FUN TRIVIA: Most of the trees you will be building in this assignment use strings for keys which has an unusual (and perhaps non-intuitive) relationship with ‘greater than’ or ‘less than’ known as lexicographic ordering. While you will likely see more details about this in future classes (or the honors data structures class), for now it is sufficient to be aware that strings are compared character by character from left to right and that each character has a numeric value associated with it. ASCII 128 and 256 tables can be found here: ASCII and the ‘smaller’ string is the one with the first observed smaller character. So the string a
is in fact larger than the string AAAAAA
.
The BST::remove()
Function
The remove()
function should return nothing but modify the BST
to not include the new node (if it exists in the tree). When required, use the in-order predecessor (IOP) NOT the in-order successor. Like with insert, the find(root, key)
helper function should make this significantly easier to code but you are also encouraged to use the provided swap()
function and/or write your own function to find the IOP.
The listBuild()
Function
The listBuild()
function should return a BST
in which every std::pair<K,V> (key, value)
pair is stored in the tree in the order that they are inserted.
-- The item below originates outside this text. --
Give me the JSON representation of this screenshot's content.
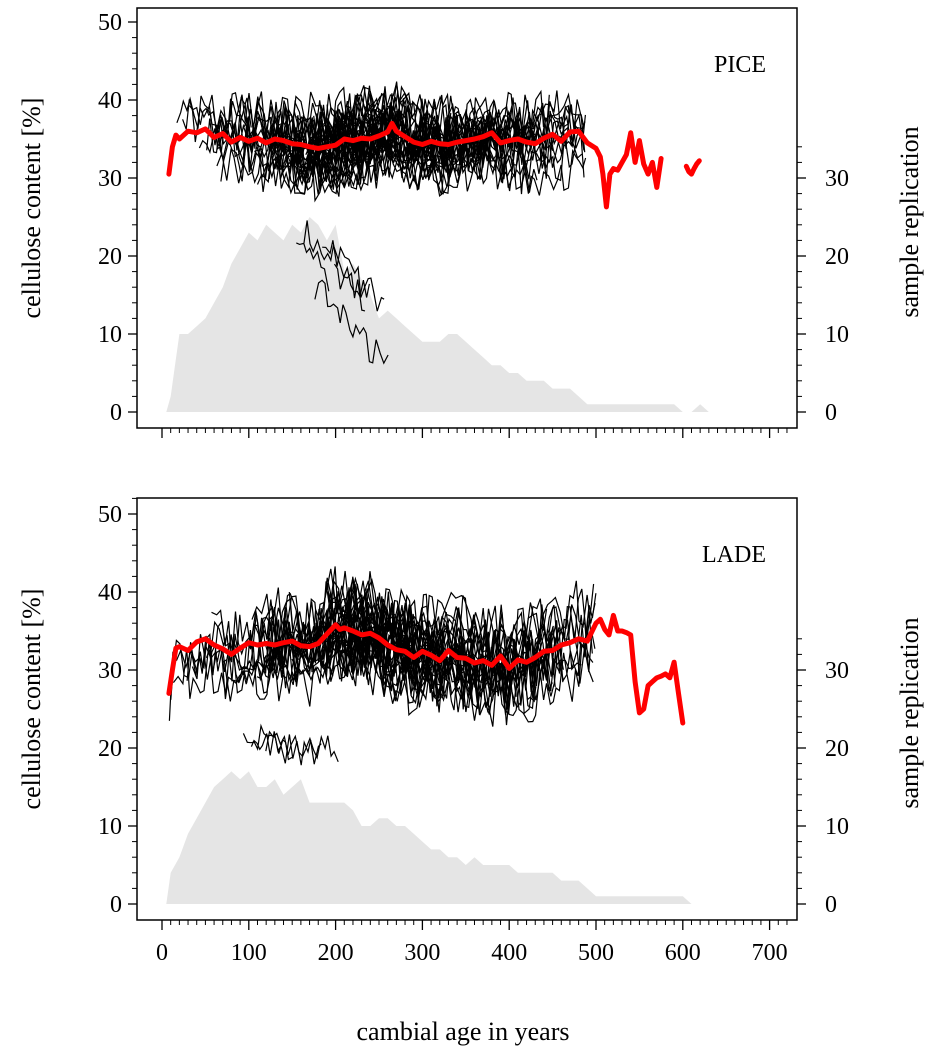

To test this function, you can use the provided text files and the provided readTextFile()
function. Note: Although the provided function will always use a <string, int>
pair (a word and its in-order index in the file), your BST
should remain templated for all possible input pairs.
Part 2: All-Permutation Tree Construction
Now that you have successfully implemented the standard BST, the second half of the assignment is to explore how the order of insertion effects the shape (and in particular height) of a BST. We will do this by creating every possible permutation of input order, building a separate tree for each, and keeping track of the raw counts of each height from 0
to n-1
. Warning: The all-permutation problem is going to create n!
trees; do not make n
large here or you will have a bad time.
The allBuild()
Function
The allBuild()
function also takes in a list of type std::pair<K,V> (key, value)
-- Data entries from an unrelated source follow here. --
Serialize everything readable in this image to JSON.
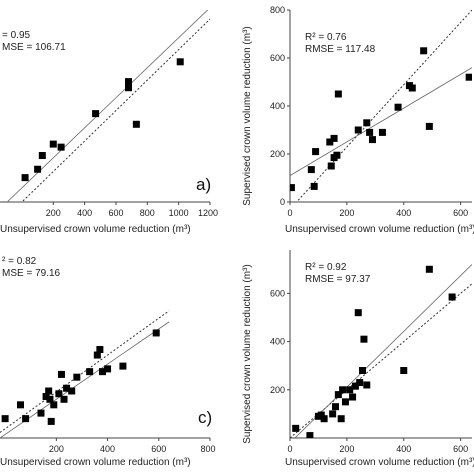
{
  "chart_data": [
    {
      "type": "scatter",
      "panel_label": "a)",
      "stats": [
        "= 0.95",
        "MSE = 106.71"
      ],
      "xlabel": "Unsupervised crown volume reduction (m³)",
      "ylabel": "",
      "xlim": [
        -140,
        1200
      ],
      "ylim": [
        0,
        1260
      ],
      "xticks": [
        "200",
        "400",
        "600",
        "800",
        "1000",
        "1200"
      ],
      "xtick_values": [
        200,
        400,
        600,
        800,
        1000,
        1200
      ],
      "yticks": [],
      "ytick_values": [],
      "x": [
        20,
        100,
        130,
        200,
        250,
        470,
        680,
        680,
        730,
        1010
      ],
      "y": [
        160,
        215,
        305,
        380,
        360,
        580,
        790,
        750,
        510,
        920
      ],
      "fit_line": [
        [
          -140,
          -45
        ],
        [
          1200,
          1275
        ]
      ],
      "identity_line": [
        [
          -140,
          -140
        ],
        [
          1200,
          1200
        ]
      ]
    },
    {
      "type": "scatter",
      "panel_label": "",
      "stats": [
        "R² = 0.76",
        "RMSE = 117.48"
      ],
      "xlabel": "Unsupervised crown volume reduction (m³)",
      "ylabel": "Supervised crown volume reduction (m³)",
      "xlim": [
        0,
        640
      ],
      "ylim": [
        0,
        800
      ],
      "xticks": [
        "0",
        "200",
        "400",
        "600"
      ],
      "xtick_values": [
        0,
        200,
        400,
        600
      ],
      "yticks": [
        "0",
        "200",
        "400",
        "600",
        "800"
      ],
      "ytick_values": [
        0,
        200,
        400,
        600,
        800
      ],
      "x": [
        5,
        75,
        85,
        90,
        140,
        145,
        155,
        155,
        165,
        170,
        240,
        270,
        280,
        290,
        325,
        380,
        420,
        430,
        470,
        490,
        630
      ],
      "y": [
        60,
        135,
        65,
        210,
        250,
        150,
        185,
        265,
        195,
        450,
        300,
        330,
        290,
        260,
        290,
        395,
        485,
        475,
        630,
        315,
        520
      ],
      "fit_line": [
        [
          0,
          110
        ],
        [
          640,
          560
        ]
      ],
      "identity_line": [
        [
          0,
          -30
        ],
        [
          640,
          800
        ]
      ]
    },
    {
      "type": "scatter",
      "panel_label": "c)",
      "stats": [
        "² = 0.82",
        "MSE = 79.16"
      ],
      "xlabel": "Unsupervised crown volume reduction (m³)",
      "ylabel": "",
      "xlim": [
        -20,
        800
      ],
      "ylim": [
        -40,
        640
      ],
      "xticks": [
        "200",
        "400",
        "600",
        "800"
      ],
      "xtick_values": [
        200,
        400,
        600,
        800
      ],
      "yticks": [],
      "ytick_values": [],
      "x": [
        0,
        60,
        80,
        140,
        160,
        170,
        175,
        180,
        190,
        210,
        220,
        230,
        240,
        260,
        280,
        330,
        360,
        370,
        380,
        400,
        460,
        590
      ],
      "y": [
        30,
        80,
        30,
        50,
        110,
        130,
        100,
        20,
        80,
        120,
        190,
        100,
        140,
        130,
        180,
        200,
        260,
        280,
        200,
        210,
        220,
        340
      ],
      "fit_line": [
        [
          -20,
          -40
        ],
        [
          640,
          380
        ]
      ],
      "identity_line": [
        [
          -20,
          -20
        ],
        [
          640,
          420
        ]
      ]
    },
    {
      "type": "scatter",
      "panel_label": "",
      "stats": [
        "R² = 0.92",
        "RMSE = 97.37"
      ],
      "xlabel": "Unsupervised crown volume reduction (m³)",
      "ylabel": "Supervised crown volume reduction (m³)",
      "xlim": [
        0,
        640
      ],
      "ylim": [
        0,
        780
      ],
      "xticks": [
        "0",
        "200",
        "400",
        "600"
      ],
      "xtick_values": [
        0,
        200,
        400,
        600
      ],
      "yticks": [
        "200",
        "400",
        "600"
      ],
      "ytick_values": [
        200,
        400,
        600
      ],
      "x": [
        20,
        70,
        100,
        110,
        120,
        150,
        160,
        170,
        180,
        185,
        195,
        210,
        220,
        230,
        240,
        245,
        255,
        260,
        270,
        400,
        490,
        570
      ],
      "y": [
        40,
        10,
        90,
        95,
        80,
        100,
        130,
        180,
        80,
        200,
        150,
        200,
        170,
        215,
        520,
        230,
        280,
        410,
        220,
        280,
        700,
        585
      ],
      "fit_line": [
        [
          0,
          -20
        ],
        [
          640,
          720
        ]
      ],
      "identity_line": [
        [
          0,
          0
        ],
        [
          640,
          640
        ]
      ]
    }
  ]
}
but instead of producing a single tree, you should produce a separate tree for all possible permutations of the input dataset (each permutation using the full input list). The return of allBuild()
is a histogram of the number of trees of a particular height built. This information should be stored in an std::vector<int>
of size n
where the total number of trees with height h
is stored at index v[h]
. For simplicity, you should assume that there will always be at least one input item in the vector (and thus the vector starts at height 0
and not height -1
).
For example, if my input list is [(K1, V1), (K2, V2), (K3, V3)]
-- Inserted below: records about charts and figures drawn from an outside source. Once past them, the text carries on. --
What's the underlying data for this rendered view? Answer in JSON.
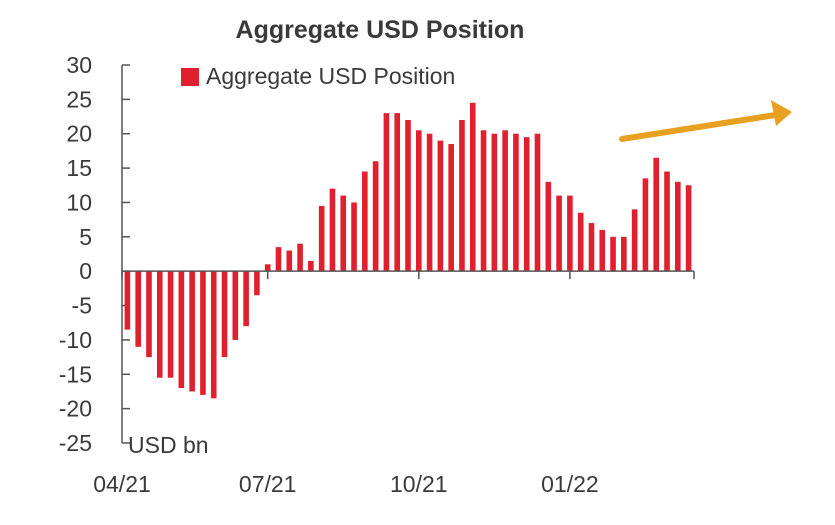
{
  "chart_data": {
    "type": "bar",
    "title": "Aggregate USD Position",
    "unit_label": "USD bn",
    "ylim": [
      -25,
      30
    ],
    "yticks": [
      30,
      25,
      20,
      15,
      10,
      5,
      0,
      -5,
      -10,
      -15,
      -20,
      -25
    ],
    "xtick_labels": [
      "04/21",
      "07/21",
      "10/21",
      "01/22"
    ],
    "xtick_positions": [
      0,
      13.5,
      27.5,
      41.5
    ],
    "legend_position": "top",
    "grid": false,
    "colors": {
      "bar": "#e0202e",
      "annotation_arrow": "#e8a020",
      "axis": "#555555"
    },
    "series": [
      {
        "name": "Aggregate USD Position",
        "values": [
          -8.5,
          -11,
          -12.5,
          -15.5,
          -15.5,
          -17,
          -17.5,
          -18,
          -18.5,
          -12.5,
          -10,
          -8,
          -3.5,
          1,
          3.5,
          3,
          4,
          1.5,
          9.5,
          12,
          11,
          10,
          14.5,
          16,
          23,
          23,
          22,
          20.5,
          20,
          19,
          18.5,
          22,
          24.5,
          20.5,
          20,
          20.5,
          20,
          19.5,
          20,
          13,
          11,
          11,
          8.5,
          7,
          6,
          5,
          5,
          9,
          13.5,
          16.5,
          14.5,
          13,
          12.5
        ]
      }
    ]
  }
}
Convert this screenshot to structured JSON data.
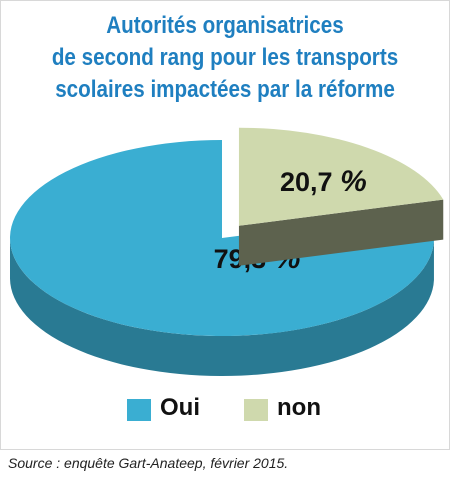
{
  "chart_data": {
    "type": "pie",
    "title_lines": [
      "Autorités organisatrices",
      "de second rang pour les transports",
      "scolaires impactées par la réforme"
    ],
    "slices": [
      {
        "label": "Oui",
        "value": 79.3,
        "display": "79,3",
        "color": "#3aaed2"
      },
      {
        "label": "non",
        "value": 20.7,
        "display": "20,7",
        "color": "#cfd9ad"
      }
    ],
    "unit": "%",
    "legend_position": "bottom"
  },
  "source": "Source : enquête Gart-Anateep, février 2015."
}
, then the expected output is {0, 2, 4}
as there are 3!
permutations of the list, two of which will result in a tree of height 1 and four of which will result in a tree of height 2.
HINT: While you can manually construct all permutations, you may find it useful to use the C++ function next_permtuation. Given an input vector, this function will rearrange the items in the vector into the next largest configuration (its in-order-successor) and will stop once it has reached the largest possible ordering. So if you start from the smallest possible configuration (a completely sorted vector), you can produce all possible permutations with no hassle.
Testing Your Code
Run the Catch tests as follows (this requires your code to compile when run simply as make
):
make test
./test
You may find it helpful for debugging purposes to print your tree. We have provided a void BST<K, V>::print(std::ostream& out, bool order) const
with default arguments so this can simply be called as such
BST<int, int> tree;
...
tree.print();
We also have provided another entrypoint in entry/bst.cpp
to run examples of the implemented functions. You can mutate this file as you see fit to run the examples, and buld / execute with
make bst
./bst
Submitting Your Work
The following files are used in grading:
bst.h
bst.hpp
All other files including any testing files you have added will not be used for grading.